Галя с недоумением посмотрела на незнакомый почерк, но, развернув письмо и глянув на подпись, весело рассмеялась:
– Вот легок на помине. Знаешь, Роза, кто пишет? Лейтенант Крошка.
Роза смутилась и покраснела. А вдруг Крошка сообщает, как она перепутала адреса.
Галя положила ребенка на диван, нетерпеливо открыла письмо, стала читать, но, не прочтя и половины, вдруг пошатнулась и, бледнея, сдавленно воскликнула:
– Мама! Коля… убит!
Письмо выпало из ее рук.
Роза отшатнулась от нее и схватилась за спинку стула.
Мария Васильевна стояла словно оглушенная, не двигаясь и широко открыв глаза, затем в ее глазах выразились испуг и отчаяние, и она, всплеснув руками, тяжело опустилась на стул.
– О господи, – прошептала она бескровными губами.
Обхватив голову руками, Галя упала на диван и так замерла, только плечи ее чуть вздрагивали. Перед ее взором все вдруг померкло, будто она падала в пропасть, бездонную и темную, как ночь.
Заплакал ребенок, но молодая мать не слышала его, даже не повернула головы. Не отозвалась на его крик и Мария Васильевна, продолжавшая что-то шептать. Голова ее тряслась мелкой дрожью.
Тогда Роза, обведя обеих испуганными глазами, подбежала к дивану и, взяв плачущего малыша, прижала к своей груди.
Майское солнце буйно врывается в окна, ласкает своими лучами стулья, стол, скользит по детской кроватке, заглядывает в зеркало – и зеркало вспыхивает.
Под окнами в зеленых ветвях скворцы насвистывают радостные песни. В комнату доносится тонкий аромат цветущих роз. Вся природа приветствует торжествующую весну.
А на сердце Гали непроглядная, тоскливая осень.
Сидя у детской кроватки, она мрачно думала о будущем. Оно казалось ей жизнью без любви и радости, жизнью по обязанности. Никого и никогда она не сможет полюбить так, как Николая, никто не даст ей такой полноты счастья.

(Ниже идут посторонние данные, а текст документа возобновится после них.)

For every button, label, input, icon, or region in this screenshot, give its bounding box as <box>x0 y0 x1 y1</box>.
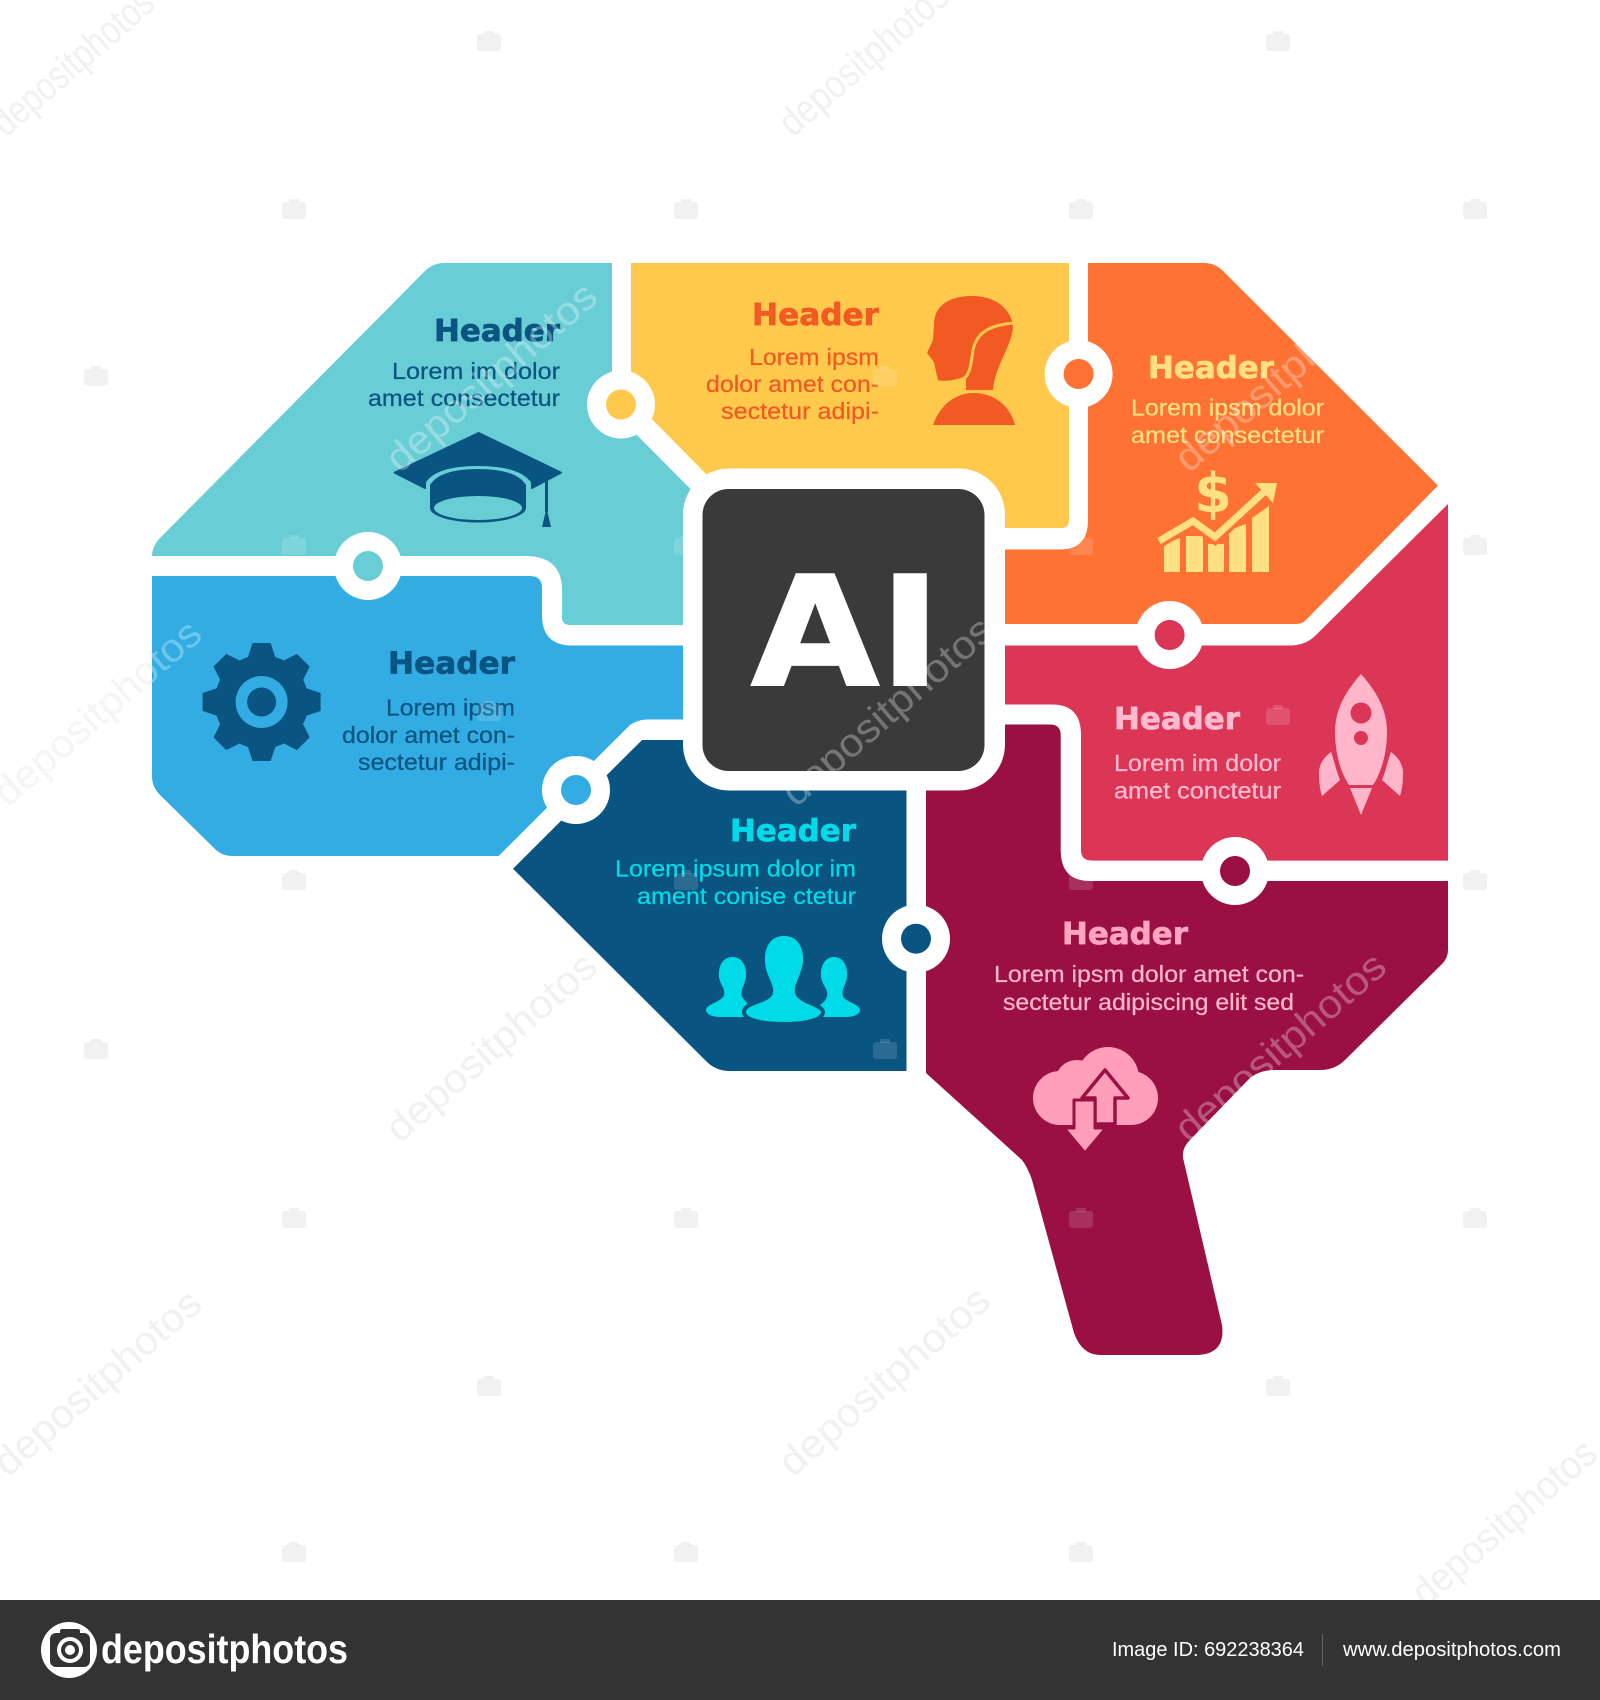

Почему так несправедлива к ней судьба? Ей двадцать четыре года, а что хорошего видела она в жизни? Детские годы были омрачены смертью родителей. Жила у ворчливой тети, которая частенько поколачивала племянницу. После окончания седьмого класса тетя устроила ее на курсы чертежниц.
Светлыми в ее жизни были дни, когда она полюбила Николая. Но коротка была их совместная жизнь. Началась война… И вот…
Первые дни Галя не верила письму лейтенанта Крошки, в котором он описывал, как Николай, окруженный во время боя группой вражеских солдат, взорвал себя и врагов противотанковой гранатой.
Она ходила потрясенная, но где-то в глубине сердца, всему вопреки, теплилась вера, надежда: а может быть, все-таки жив? Но вчера пришло письмо от сержанта Гриднева, в котором сообщалось то же самое, что и в письме Крошки.
И теперь Галя поверила. Она молча сидела у детской кроватки целыми днями, смотрела на маленького Коленьку и беззвучно плакала.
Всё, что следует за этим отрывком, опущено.